Putusan itu sah, setelah uji materiil yang diajukan Ikatan Wartawan Hukum (Iwakum) terhadap Pasal 8 Undang-Undang Nomor 40 Tahun 1999 tentang Pers (UU Pers), dikabulkan Mahkamah Konstitusi (MK).
Ketua MK Suhartoyo menyatakan, frasa “perlindungan hukum” dalam Pasal 8 UU Pers bertentangan dengan Undang-Undang Dasar Negara Republik Indonesia Tahun 1945 dan tidak memiliki kekuatan hukum mengikat secara bersyarat.

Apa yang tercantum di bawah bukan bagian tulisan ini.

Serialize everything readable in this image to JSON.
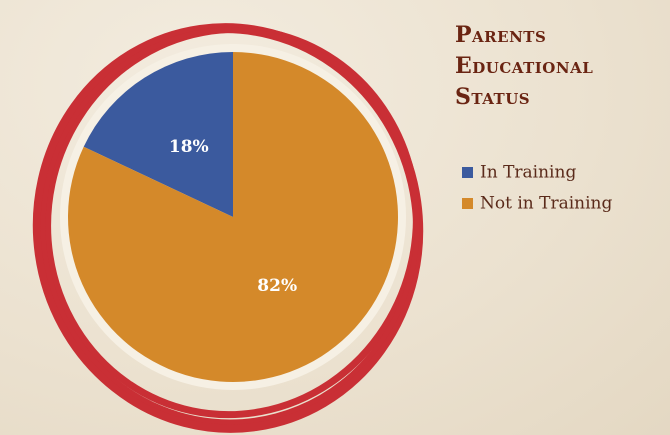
{
  "chart_data": {
    "type": "pie",
    "title": "Parents Educational Status",
    "categories": [
      "In Training",
      "Not in Training"
    ],
    "values": [
      18,
      82
    ],
    "value_labels": [
      "18%",
      "82%"
    ],
    "colors": [
      "#3b5a9e",
      "#d4892a"
    ],
    "legend": "right"
  }
}
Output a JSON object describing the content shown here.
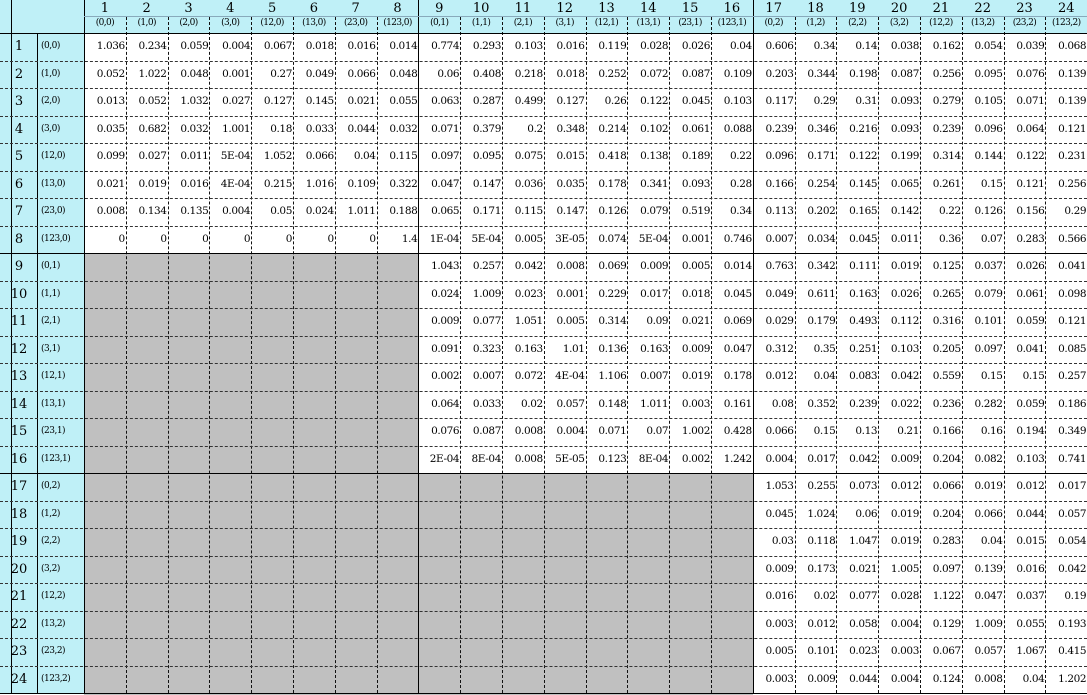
{
  "columns": [
    {
      "num": "1",
      "code": "(0,0)"
    },
    {
      "num": "2",
      "code": "(1,0)"
    },
    {
      "num": "3",
      "code": "(2,0)"
    },
    {
      "num": "4",
      "code": "(3,0)"
    },
    {
      "num": "5",
      "code": "(12,0)"
    },
    {
      "num": "6",
      "code": "(13,0)"
    },
    {
      "num": "7",
      "code": "(23,0)"
    },
    {
      "num": "8",
      "code": "(123,0)"
    },
    {
      "num": "9",
      "code": "(0,1)"
    },
    {
      "num": "10",
      "code": "(1,1)"
    },
    {
      "num": "11",
      "code": "(2,1)"
    },
    {
      "num": "12",
      "code": "(3,1)"
    },
    {
      "num": "13",
      "code": "(12,1)"
    },
    {
      "num": "14",
      "code": "(13,1)"
    },
    {
      "num": "15",
      "code": "(23,1)"
    },
    {
      "num": "16",
      "code": "(123,1)"
    },
    {
      "num": "17",
      "code": "(0,2)"
    },
    {
      "num": "18",
      "code": "(1,2)"
    },
    {
      "num": "19",
      "code": "(2,2)"
    },
    {
      "num": "20",
      "code": "(3,2)"
    },
    {
      "num": "21",
      "code": "(12,2)"
    },
    {
      "num": "22",
      "code": "(13,2)"
    },
    {
      "num": "23",
      "code": "(23,2)"
    },
    {
      "num": "24",
      "code": "(123,2)"
    }
  ],
  "rows": [
    {
      "num": "1",
      "code": "(0,0)",
      "values": [
        "1.036",
        "0.234",
        "0.059",
        "0.004",
        "0.067",
        "0.018",
        "0.016",
        "0.014",
        "0.774",
        "0.293",
        "0.103",
        "0.016",
        "0.119",
        "0.028",
        "0.026",
        "0.04",
        "0.606",
        "0.34",
        "0.14",
        "0.038",
        "0.162",
        "0.054",
        "0.039",
        "0.068"
      ]
    },
    {
      "num": "2",
      "code": "(1,0)",
      "values": [
        "0.052",
        "1.022",
        "0.048",
        "0.001",
        "0.27",
        "0.049",
        "0.066",
        "0.048",
        "0.06",
        "0.408",
        "0.218",
        "0.018",
        "0.252",
        "0.072",
        "0.087",
        "0.109",
        "0.203",
        "0.344",
        "0.198",
        "0.087",
        "0.256",
        "0.095",
        "0.076",
        "0.139"
      ]
    },
    {
      "num": "3",
      "code": "(2,0)",
      "values": [
        "0.013",
        "0.052",
        "1.032",
        "0.027",
        "0.127",
        "0.145",
        "0.021",
        "0.055",
        "0.063",
        "0.287",
        "0.499",
        "0.127",
        "0.26",
        "0.122",
        "0.045",
        "0.103",
        "0.117",
        "0.29",
        "0.31",
        "0.093",
        "0.279",
        "0.105",
        "0.071",
        "0.139"
      ]
    },
    {
      "num": "4",
      "code": "(3,0)",
      "values": [
        "0.035",
        "0.682",
        "0.032",
        "1.001",
        "0.18",
        "0.033",
        "0.044",
        "0.032",
        "0.071",
        "0.379",
        "0.2",
        "0.348",
        "0.214",
        "0.102",
        "0.061",
        "0.088",
        "0.239",
        "0.346",
        "0.216",
        "0.093",
        "0.239",
        "0.096",
        "0.064",
        "0.121"
      ]
    },
    {
      "num": "5",
      "code": "(12,0)",
      "values": [
        "0.099",
        "0.027",
        "0.011",
        "5E-04",
        "1.052",
        "0.066",
        "0.04",
        "0.115",
        "0.097",
        "0.095",
        "0.075",
        "0.015",
        "0.418",
        "0.138",
        "0.189",
        "0.22",
        "0.096",
        "0.171",
        "0.122",
        "0.199",
        "0.314",
        "0.144",
        "0.122",
        "0.231"
      ]
    },
    {
      "num": "6",
      "code": "(13,0)",
      "values": [
        "0.021",
        "0.019",
        "0.016",
        "4E-04",
        "0.215",
        "1.016",
        "0.109",
        "0.322",
        "0.047",
        "0.147",
        "0.036",
        "0.035",
        "0.178",
        "0.341",
        "0.093",
        "0.28",
        "0.166",
        "0.254",
        "0.145",
        "0.065",
        "0.261",
        "0.15",
        "0.121",
        "0.256"
      ]
    },
    {
      "num": "7",
      "code": "(23,0)",
      "values": [
        "0.008",
        "0.134",
        "0.135",
        "0.004",
        "0.05",
        "0.024",
        "1.011",
        "0.188",
        "0.065",
        "0.171",
        "0.115",
        "0.147",
        "0.126",
        "0.079",
        "0.519",
        "0.34",
        "0.113",
        "0.202",
        "0.165",
        "0.142",
        "0.22",
        "0.126",
        "0.156",
        "0.29"
      ]
    },
    {
      "num": "8",
      "code": "(123,0)",
      "values": [
        "0",
        "0",
        "0",
        "0",
        "0",
        "0",
        "0",
        "1.4",
        "1E-04",
        "5E-04",
        "0.005",
        "3E-05",
        "0.074",
        "5E-04",
        "0.001",
        "0.746",
        "0.007",
        "0.034",
        "0.045",
        "0.011",
        "0.36",
        "0.07",
        "0.283",
        "0.566"
      ]
    },
    {
      "num": "9",
      "code": "(0,1)",
      "values": [
        "",
        "",
        "",
        "",
        "",
        "",
        "",
        "",
        "1.043",
        "0.257",
        "0.042",
        "0.008",
        "0.069",
        "0.009",
        "0.005",
        "0.014",
        "0.763",
        "0.342",
        "0.111",
        "0.019",
        "0.125",
        "0.037",
        "0.026",
        "0.041"
      ]
    },
    {
      "num": "10",
      "code": "(1,1)",
      "values": [
        "",
        "",
        "",
        "",
        "",
        "",
        "",
        "",
        "0.024",
        "1.009",
        "0.023",
        "0.001",
        "0.229",
        "0.017",
        "0.018",
        "0.045",
        "0.049",
        "0.611",
        "0.163",
        "0.026",
        "0.265",
        "0.079",
        "0.061",
        "0.098"
      ]
    },
    {
      "num": "11",
      "code": "(2,1)",
      "values": [
        "",
        "",
        "",
        "",
        "",
        "",
        "",
        "",
        "0.009",
        "0.077",
        "1.051",
        "0.005",
        "0.314",
        "0.09",
        "0.021",
        "0.069",
        "0.029",
        "0.179",
        "0.493",
        "0.112",
        "0.316",
        "0.101",
        "0.059",
        "0.121"
      ]
    },
    {
      "num": "12",
      "code": "(3,1)",
      "values": [
        "",
        "",
        "",
        "",
        "",
        "",
        "",
        "",
        "0.091",
        "0.323",
        "0.163",
        "1.01",
        "0.136",
        "0.163",
        "0.009",
        "0.047",
        "0.312",
        "0.35",
        "0.251",
        "0.103",
        "0.205",
        "0.097",
        "0.041",
        "0.085"
      ]
    },
    {
      "num": "13",
      "code": "(12,1)",
      "values": [
        "",
        "",
        "",
        "",
        "",
        "",
        "",
        "",
        "0.002",
        "0.007",
        "0.072",
        "4E-04",
        "1.106",
        "0.007",
        "0.019",
        "0.178",
        "0.012",
        "0.04",
        "0.083",
        "0.042",
        "0.559",
        "0.15",
        "0.15",
        "0.257"
      ]
    },
    {
      "num": "14",
      "code": "(13,1)",
      "values": [
        "",
        "",
        "",
        "",
        "",
        "",
        "",
        "",
        "0.064",
        "0.033",
        "0.02",
        "0.057",
        "0.148",
        "1.011",
        "0.003",
        "0.161",
        "0.08",
        "0.352",
        "0.239",
        "0.022",
        "0.236",
        "0.282",
        "0.059",
        "0.186"
      ]
    },
    {
      "num": "15",
      "code": "(23,1)",
      "values": [
        "",
        "",
        "",
        "",
        "",
        "",
        "",
        "",
        "0.076",
        "0.087",
        "0.008",
        "0.004",
        "0.071",
        "0.07",
        "1.002",
        "0.428",
        "0.066",
        "0.15",
        "0.13",
        "0.21",
        "0.166",
        "0.16",
        "0.194",
        "0.349"
      ]
    },
    {
      "num": "16",
      "code": "(123,1)",
      "values": [
        "",
        "",
        "",
        "",
        "",
        "",
        "",
        "",
        "2E-04",
        "8E-04",
        "0.008",
        "5E-05",
        "0.123",
        "8E-04",
        "0.002",
        "1.242",
        "0.004",
        "0.017",
        "0.042",
        "0.009",
        "0.204",
        "0.082",
        "0.103",
        "0.741"
      ]
    },
    {
      "num": "17",
      "code": "(0,2)",
      "values": [
        "",
        "",
        "",
        "",
        "",
        "",
        "",
        "",
        "",
        "",
        "",
        "",
        "",
        "",
        "",
        "",
        "1.053",
        "0.255",
        "0.073",
        "0.012",
        "0.066",
        "0.019",
        "0.012",
        "0.017"
      ]
    },
    {
      "num": "18",
      "code": "(1,2)",
      "values": [
        "",
        "",
        "",
        "",
        "",
        "",
        "",
        "",
        "",
        "",
        "",
        "",
        "",
        "",
        "",
        "",
        "0.045",
        "1.024",
        "0.06",
        "0.019",
        "0.204",
        "0.066",
        "0.044",
        "0.057"
      ]
    },
    {
      "num": "19",
      "code": "(2,2)",
      "values": [
        "",
        "",
        "",
        "",
        "",
        "",
        "",
        "",
        "",
        "",
        "",
        "",
        "",
        "",
        "",
        "",
        "0.03",
        "0.118",
        "1.047",
        "0.019",
        "0.283",
        "0.04",
        "0.015",
        "0.054"
      ]
    },
    {
      "num": "20",
      "code": "(3,2)",
      "values": [
        "",
        "",
        "",
        "",
        "",
        "",
        "",
        "",
        "",
        "",
        "",
        "",
        "",
        "",
        "",
        "",
        "0.009",
        "0.173",
        "0.021",
        "1.005",
        "0.097",
        "0.139",
        "0.016",
        "0.042"
      ]
    },
    {
      "num": "21",
      "code": "(12,2)",
      "values": [
        "",
        "",
        "",
        "",
        "",
        "",
        "",
        "",
        "",
        "",
        "",
        "",
        "",
        "",
        "",
        "",
        "0.016",
        "0.02",
        "0.077",
        "0.028",
        "1.122",
        "0.047",
        "0.037",
        "0.19"
      ]
    },
    {
      "num": "22",
      "code": "(13,2)",
      "values": [
        "",
        "",
        "",
        "",
        "",
        "",
        "",
        "",
        "",
        "",
        "",
        "",
        "",
        "",
        "",
        "",
        "0.003",
        "0.012",
        "0.058",
        "0.004",
        "0.129",
        "1.009",
        "0.055",
        "0.193"
      ]
    },
    {
      "num": "23",
      "code": "(23,2)",
      "values": [
        "",
        "",
        "",
        "",
        "",
        "",
        "",
        "",
        "",
        "",
        "",
        "",
        "",
        "",
        "",
        "",
        "0.005",
        "0.101",
        "0.023",
        "0.003",
        "0.067",
        "0.057",
        "1.067",
        "0.415"
      ]
    },
    {
      "num": "24",
      "code": "(123,2)",
      "values": [
        "",
        "",
        "",
        "",
        "",
        "",
        "",
        "",
        "",
        "",
        "",
        "",
        "",
        "",
        "",
        "",
        "0.003",
        "0.009",
        "0.044",
        "0.004",
        "0.124",
        "0.008",
        "0.04",
        "1.202"
      ]
    }
  ],
  "colors": {
    "header_bg": "#bff0f7",
    "shaded_bg": "#c0c0c0",
    "cell_bg": "#ffffff"
  }
}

“Mengabulkan permohonan para Pemohon untuk sebagian,” kata Suhartoyo, mengutip Nusantaraharian, saat membacakan amar Putusan Nomor 145/PUU-XXIII/2025 dalam sidang di Gedung MK, Jakarta, Senin 19 Januari 2026.
Menurut Suhartoyo, pasal 8 dalam UU Pers tersebut harus dimaknai bahwa penerapan sanksi pidana dan/atau perdata terhadap wartawan hanya dapat dilakukan setelah melalui mekanisme.